子どもの性教育は、3歳から⁉ 幼児期から家で始める性教育で自己肯定感を高め、子どもを守る
公開日:2023/5/13
「ママはなんでおちんちんついてないの?」と子どもに聞かれて、なんと答えたらいいのか戸惑ったという経験を持つ方も多いのではないでしょうか? 筆者(女性)も6歳と4歳(ともに男子)の親。子どもに立ちションの仕方を聞かれたり、お風呂に入る時にナプキンを見られて「血がついてる!!」とドン引きされたり……。これまで度々性教育について考えるきっかけはあったのですが、「何を教えたらいいの?」「そもそも親(しかも異性)から伝えるものなの…?」とわからないことだらけで放置してきました。そんな中発見したのが『おうち性教育はじめます 一番やさしい!防犯・SEX・命の伝え方』(フクチマミ、村瀬幸浩:著/KADOKAWA)です。
マンガを描いたフクチマミさんをはじめ、この本に携わっていてかつ4~10歳のお子さんを持つ人々が日々子どもと接する中で生じた性教育への疑問や悩みに、性教育研究者の村瀬幸浩さんが答える形で展開されます。村瀬さんは、高校・大学での長い指導経験があり、本書では幼児期からの性教育の重要性や、具体的な声掛け、接し方を教えてくれます。現在親世代の我々にとっては、性教育とは「思春期くらいに学校で少し触れられるもの」というイメージの方が多いかもしれません。そのせいもあり、子どもに性の話をするのは少し気恥ずかしい気もしてしまいます。しかしだからこそ、お互いに恥ずかしくなる思春期よりも前の幼児期の方が話しやすい。そしてネットや友達の話から間違った知識を得てしまう前に正しい知識を持つことで、自分の性や体を肯定的に捉え、自己肯定感に繋がると本書は伝えてくれます。
性教育と言っても伝えるべきことはたくさんありますが、中でも幼児期の親にとって一番関心が高いのは、子どもが性犯罪に遭わないために教えるべきことではないでしょうか。性犯罪を回避するために、そして自分が加害者にならないためにも、まずは「口・胸・性器・おしり」はプライベートパーツといって体の内部につながり、食べたり排泄したり、妊娠・出産・性愛といった生命活動に直接関わる、どんなに親しい間柄でも決して同意なく触ってはいけない場所だと伝えることが重要。
そして万が一被害に遭いそうな時、遭ってしまった時の対策として伝えておくべきなのが「NO・GO・TELL」。自分がされて嫌だと感じたらはっきり拒否すること、人の多い方へ逃げること、もし「内緒だよ」と言われても信頼できる大人に話すこと、の3つだそうです。

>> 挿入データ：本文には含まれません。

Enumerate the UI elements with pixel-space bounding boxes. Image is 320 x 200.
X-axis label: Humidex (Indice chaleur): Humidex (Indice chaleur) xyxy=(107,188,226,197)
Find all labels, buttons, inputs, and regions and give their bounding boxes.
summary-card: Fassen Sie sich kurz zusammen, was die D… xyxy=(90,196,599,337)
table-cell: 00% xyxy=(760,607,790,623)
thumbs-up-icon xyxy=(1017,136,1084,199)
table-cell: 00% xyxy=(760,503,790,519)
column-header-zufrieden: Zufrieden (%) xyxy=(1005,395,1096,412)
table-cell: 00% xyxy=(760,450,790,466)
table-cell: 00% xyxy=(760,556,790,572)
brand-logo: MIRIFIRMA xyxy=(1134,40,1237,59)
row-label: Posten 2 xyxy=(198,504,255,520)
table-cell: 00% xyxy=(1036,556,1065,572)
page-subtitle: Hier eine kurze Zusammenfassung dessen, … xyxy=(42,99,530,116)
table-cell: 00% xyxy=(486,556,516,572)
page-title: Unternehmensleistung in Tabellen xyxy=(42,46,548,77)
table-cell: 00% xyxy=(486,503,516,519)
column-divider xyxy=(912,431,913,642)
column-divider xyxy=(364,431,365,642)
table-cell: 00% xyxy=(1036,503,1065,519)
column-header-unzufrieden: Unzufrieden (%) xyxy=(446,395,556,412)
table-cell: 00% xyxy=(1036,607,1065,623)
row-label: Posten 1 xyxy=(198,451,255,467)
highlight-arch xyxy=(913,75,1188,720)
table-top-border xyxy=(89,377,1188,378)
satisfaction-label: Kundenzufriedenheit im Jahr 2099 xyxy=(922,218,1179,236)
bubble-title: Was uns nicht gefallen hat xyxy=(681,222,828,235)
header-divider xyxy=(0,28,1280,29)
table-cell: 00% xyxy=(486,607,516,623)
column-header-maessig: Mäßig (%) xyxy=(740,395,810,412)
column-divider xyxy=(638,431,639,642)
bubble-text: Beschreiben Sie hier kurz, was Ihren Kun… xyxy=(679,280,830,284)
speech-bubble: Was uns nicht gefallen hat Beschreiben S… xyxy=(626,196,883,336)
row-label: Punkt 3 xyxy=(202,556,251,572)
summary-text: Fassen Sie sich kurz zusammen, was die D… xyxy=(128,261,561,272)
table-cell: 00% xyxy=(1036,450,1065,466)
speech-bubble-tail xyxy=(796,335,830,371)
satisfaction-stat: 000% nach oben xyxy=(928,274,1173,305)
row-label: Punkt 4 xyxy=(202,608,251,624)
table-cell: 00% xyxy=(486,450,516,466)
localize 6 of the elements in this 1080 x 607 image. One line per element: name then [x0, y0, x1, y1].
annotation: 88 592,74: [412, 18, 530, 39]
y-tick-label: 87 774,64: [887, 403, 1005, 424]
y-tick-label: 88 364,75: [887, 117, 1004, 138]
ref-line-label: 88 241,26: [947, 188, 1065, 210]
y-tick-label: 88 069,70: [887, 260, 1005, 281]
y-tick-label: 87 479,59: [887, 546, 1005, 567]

まったく知らない人よりも、知っている人や見かけたことのある人からの被害が多いと言われる性犯罪を回避するために必要な3つの要素。とくに「NO」は「これくらいのことで嫌と言ったら相手を傷つけてしまうのでは」と大人でも陥りやすい思考の対策としても有効。「自分が嫌だと思ったら嫌だと言っていいんだ」と伝えることは、性教育以外の面でも重要です。
そのほか、性交・出産について聞かれた場合の答え方の例や、「子どもがAVやアダルトサイトを見ていたことに気が付いたらどうしたらいいか?」といった質問への回答など、すぐに実践できそうな具体的な内容も多数。LGBTを含む多様な性のあり方の解説は、親側である私でも勉強になることばかりでした。
子どもがもう少し大きくなった時、もしも自分からすべてを伝えるのが難しいと感じたら、この本を渡して直接読んでもらうのもいいかも。そう思えるほど充実の一冊。